Quand les chants et les tatouages des femmes amazighes inspirent les artistes…

Les femmes amazighes portent les traces de l’histoire ancestrale sur leurs visages tatoués. Elles vivent dans les hauteurs, sur les cimes, en osmose avec la nature. Un univers très inspirant. Le tatouage, cette espèce d’écriture sur le visage, le corps… interpelle, interroge, fascine et fait plaisir aux yeux.

Ce n’est pas uniquement pour se faire belles que les femmes amazighes impriment des tatouages sur leurs visages. C’est surtout pour extérioriser leur attachement à la terre, à la tribu et aux valeurs de leur peuple. Il faut dire que plusieurs artistes photographes ont fait des femmes amazighes un thème de travail. Ils ont abordé avec une touche artistique, esthétique et photographique les œuvres artistiques qu’elles portent sur leurs corps. Question de conserver une mémoire en voie de disparition et en proie à l’oubli.

Les amateurs de la photographie se souviennent certainement de la superbe exposition intitulée «Les Berbères au Maroc, une culture en résistance» qui s’est tenue lors du festival annuel de photojournalisme Visa pour l’image à Perpignan dans le sud de la France organisé par le photographe algérien Ferhat Bouda. Cet artiste a travaillé sur les Amazighs du Haut-Atlas. Il a réalisé une série de photographies sur les Amazighes du Nord de l’Afrique. Ferhat Bouda a consacré sept ans de sa carrière à la recherche des Amazighes en Afrique, notamment en Tunisie, Égypte, Burkina Faso, Mauritanie. Son périple l’a conduit au Maroc, dans l’Atlas pour y rencontrer les communautés amazighes. La démarche artistique du photographe consiste à puiser dans cette culture authentique et à la faire découvrir au monde.

Pour ce faire, il a sillonné les villages de Tinfgam ou Timetda. Il s’est déplacé chez les nomades, partageant leur vie d’une grotte à une autre, à la quête d’une culture à la fois originelle et millénaire. La femme amazighe est au cœur de ses photographies, voire l’âme de ses recherches. Le choix n’est pas fortuit ! Car la femme est un pilier majeur dans la culture amazighe. Elle est omniprésente dans toutes les activités de la tribu, de la société.  Une photographie immortalise non seulement un moment, une situation, un témoignage, mais se veut un moyen pour conserver toute une culture de l’oubli. Une culture porteuse de valeurs humaines et universelles. «Celui qui ne sait pas d’où il vient ne peut savoir où il va», disait Antonio Gramsci.

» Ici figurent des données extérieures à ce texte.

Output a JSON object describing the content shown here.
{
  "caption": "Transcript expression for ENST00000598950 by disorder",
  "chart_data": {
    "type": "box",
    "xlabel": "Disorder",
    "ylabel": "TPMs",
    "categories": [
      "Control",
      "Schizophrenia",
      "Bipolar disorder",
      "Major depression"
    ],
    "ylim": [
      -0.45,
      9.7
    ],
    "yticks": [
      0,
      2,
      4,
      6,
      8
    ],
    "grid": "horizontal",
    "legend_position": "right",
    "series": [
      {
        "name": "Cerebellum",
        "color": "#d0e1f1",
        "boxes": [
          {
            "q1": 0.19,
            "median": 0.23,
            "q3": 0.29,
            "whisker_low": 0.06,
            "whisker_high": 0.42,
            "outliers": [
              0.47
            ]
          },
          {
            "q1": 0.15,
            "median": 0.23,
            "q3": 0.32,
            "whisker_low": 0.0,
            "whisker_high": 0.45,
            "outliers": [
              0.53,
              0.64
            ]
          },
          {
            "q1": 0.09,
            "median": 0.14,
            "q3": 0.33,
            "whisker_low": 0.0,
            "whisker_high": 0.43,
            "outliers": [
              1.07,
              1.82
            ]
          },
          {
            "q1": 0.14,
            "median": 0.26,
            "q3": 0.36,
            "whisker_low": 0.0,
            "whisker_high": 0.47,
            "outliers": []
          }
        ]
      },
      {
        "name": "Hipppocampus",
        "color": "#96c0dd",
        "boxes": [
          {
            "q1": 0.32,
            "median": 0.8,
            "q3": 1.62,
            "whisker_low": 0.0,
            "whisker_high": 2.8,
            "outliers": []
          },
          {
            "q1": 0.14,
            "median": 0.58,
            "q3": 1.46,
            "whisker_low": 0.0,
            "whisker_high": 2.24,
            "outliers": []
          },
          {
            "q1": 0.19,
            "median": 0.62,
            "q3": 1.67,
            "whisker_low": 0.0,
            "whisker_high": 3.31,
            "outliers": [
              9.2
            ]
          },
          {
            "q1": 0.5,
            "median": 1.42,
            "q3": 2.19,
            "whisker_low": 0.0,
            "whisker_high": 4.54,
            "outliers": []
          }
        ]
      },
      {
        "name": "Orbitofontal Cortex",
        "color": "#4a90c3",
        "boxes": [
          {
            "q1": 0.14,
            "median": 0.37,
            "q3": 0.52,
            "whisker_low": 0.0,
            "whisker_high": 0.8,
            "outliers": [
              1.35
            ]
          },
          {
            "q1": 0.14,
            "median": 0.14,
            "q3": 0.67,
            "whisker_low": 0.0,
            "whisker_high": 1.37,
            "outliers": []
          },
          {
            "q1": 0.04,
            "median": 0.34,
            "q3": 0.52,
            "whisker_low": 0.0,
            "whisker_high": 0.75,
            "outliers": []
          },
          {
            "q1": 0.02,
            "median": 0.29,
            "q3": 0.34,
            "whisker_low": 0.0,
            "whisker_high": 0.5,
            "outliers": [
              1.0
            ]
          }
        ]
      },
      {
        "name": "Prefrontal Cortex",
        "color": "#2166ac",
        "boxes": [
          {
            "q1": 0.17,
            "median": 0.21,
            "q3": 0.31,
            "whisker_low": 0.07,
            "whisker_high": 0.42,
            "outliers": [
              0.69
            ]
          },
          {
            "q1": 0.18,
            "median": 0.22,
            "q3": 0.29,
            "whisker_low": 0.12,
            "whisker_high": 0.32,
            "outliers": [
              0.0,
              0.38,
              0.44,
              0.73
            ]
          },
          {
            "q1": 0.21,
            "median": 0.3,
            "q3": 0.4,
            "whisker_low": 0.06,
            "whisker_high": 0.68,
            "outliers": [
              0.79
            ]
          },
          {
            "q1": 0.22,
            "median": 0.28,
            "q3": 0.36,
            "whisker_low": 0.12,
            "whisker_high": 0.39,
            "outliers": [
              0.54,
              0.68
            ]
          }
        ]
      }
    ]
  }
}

La jeune photographe Yumna Al-Arashi, née à Washington, est partie, quant à elle, à la rencontre des femmes portant des tatouages. C’est sa grand-mère yéménite tatouée qui l’a inspirée pour entamer un périple afin de décortiquer ce côté caché du tatouage. La photographe a commencé depuis 2015 à fouiller dans les archives de Londres pour avoir une idée sur les tatouages. Par la suite, elle a sillonné le Maroc, la Tunisie et l’Algérie. Fascinée par le tatouage, elle a découvert suite à sa rencontre avec ces femmes amazighes les formes, les signes et le sens de chaque tatouage. Yumna Al-Arashi prépare actuellement un livre sur les femmes amazighes tatouées marocaines, tunisiennes et algériennes, dans leurs diversités et particularités.

Christine Dumont, quant à elle, a consacré un livre aux femmes amazighes. «Les femmes amazighes, Chants et gestes de travail des femmes» est l’intitulé de son beau livre. Des photographies y illustrent le quotidien des femmes du Haut-Atlas. Christine Dumont-Léger est une femme de la terre. Elle est allée à la rencontre des femmes amazighes du Haut Atlas marocain. Son long périple a débouché sur un beau livre mettant en valeur ces femmes. «Ce sont des femmes poètes au quotidien. Je ne suis intéressée ni par le rituel ni par les cérémonies. Je les observe tout simplement quand elles chantent. Ces femmes respirent la poésie, elles inspirent la poésie parce qu’elles sont habitées par tout ce qu’elles font et sont reliées avec la nature. J’ai étudié dans les milieux ruraux, j’ai étudié les peuples éleveurs et cultivateurs… Ce sont des peuples très proches de la nature. Et c’est ça qui fait d’eux une population sensible et harmonieuse. Elles sont entières», nous a-t-elle confié dans une interview lors de la 37e édition du Livre Paris.